Thursday, June 18, 2009

Surfing the Net in Canada – Watch Where You Click

A proposed new law is being introduced in Canada’s House of Commons today, which would grant police the power to force your Internet Service Provider (ISP) to hand over all records of your online activities without a warrant.

Imagine having someone go through all your personal emails, chat room conversations, website histories, file transfers and surfing habits, without your knowledge, and for reasons which may or may not be justified.

The proposed law, a Bill called “An Act Regulating Telecommunications Facilities to Support Investigations,” gives Canadian law enforcement agencies unprecedented sweeping powers to dig up all this dirt, without justifying their reasons.

Simply cut off a cop on the highway, and next thing you know, they b

reak down your door because you downloaded last summer’s block buster movie off the net.

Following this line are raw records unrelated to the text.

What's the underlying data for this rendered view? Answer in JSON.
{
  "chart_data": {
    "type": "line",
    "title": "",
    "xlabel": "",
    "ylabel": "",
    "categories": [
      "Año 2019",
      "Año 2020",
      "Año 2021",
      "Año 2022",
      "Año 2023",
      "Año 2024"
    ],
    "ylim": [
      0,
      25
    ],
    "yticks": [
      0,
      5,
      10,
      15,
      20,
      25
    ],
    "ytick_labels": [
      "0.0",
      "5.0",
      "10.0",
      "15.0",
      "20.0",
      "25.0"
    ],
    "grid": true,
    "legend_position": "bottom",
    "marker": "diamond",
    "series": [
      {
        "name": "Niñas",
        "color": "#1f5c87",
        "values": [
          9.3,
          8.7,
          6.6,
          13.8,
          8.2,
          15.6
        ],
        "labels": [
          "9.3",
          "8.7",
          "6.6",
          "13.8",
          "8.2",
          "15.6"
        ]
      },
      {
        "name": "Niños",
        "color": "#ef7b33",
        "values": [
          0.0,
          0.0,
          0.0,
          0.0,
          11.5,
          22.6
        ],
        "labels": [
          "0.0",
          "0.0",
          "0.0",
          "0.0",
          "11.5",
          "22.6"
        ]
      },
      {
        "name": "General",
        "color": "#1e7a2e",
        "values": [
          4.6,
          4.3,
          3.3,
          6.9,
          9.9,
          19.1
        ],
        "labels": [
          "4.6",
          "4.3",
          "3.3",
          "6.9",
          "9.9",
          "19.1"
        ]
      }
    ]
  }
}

Supporters of the Bill – including police forces across the country – say situations like these aren’t likely, because they will only use these new rights to investigate criminal activates. They say the Internet has become an easy and important tool by criminals, pedophiles, terrorists, drug dealers and scam artists.

However, Canada’s Federal Privacy Commissioner and other privacy watchdogs are very worried about this proposed legislation, because it allows police to have carte blanche access to your complete online life, with nothing more than a hunch.

Currently, law enforcement agencies must obtain a warrant – by providing reasonable and probable grounds to a judge to get that warrant – just to listen in on your phone conversations, or to search your places of work or residence. They don’t presently have any rights to access your online usage from your ISP.

Police and other law enforcement agencies across Canada have been demanding this type of law for years, to help in their criminal investigations.

Granting law enforcement agencies the right to gather this information from ISPs isn’t necessarily a bad thing, but allowing them to have this information without a warrant is.

Being a police officer is a tough job, but being a cop also means having a certain element of power and responsibility.

Placing the responsibility in those that have the power is a dangerous combination – that’s why the proposed Bill is a bad Bill. It allows police to regulate themselves in terms of what prompts them to order an ISP to hand over personal online information.

You could be out at a restaurant with a group of friends, one joke taken the wrong way by a police officer in earshot, and that cop goes off and starts searching through your online life – and you may never know about this, especially if there is nothing incriminating against you.

If the police and other law enforcement agencies want to have laws allowing them to access the personal information of suspected criminals online – fine. But giving them unfettered access, based on what may just be a best-guess, is a step closer to living in a country like China, where the government regularly blocks Internet access under the guise of “protecting its citizens.”

Like when the Canadian Broadcasting Corporation (CBC) reported during last summer’s Olympic Games that some of the ceremonies broadcast “live” from China, were actually pre-recorded and edited by the Chinese government. Within hours of CBC reporting that story, the Chinese government had blocked all CBC sites within China.

It would take a long time, and many more similar Bills proposed and passed in Canada, before such a controlled online world were to happen. But this Bill is the first step towards just that.

Is that the type of society we want here in Canada?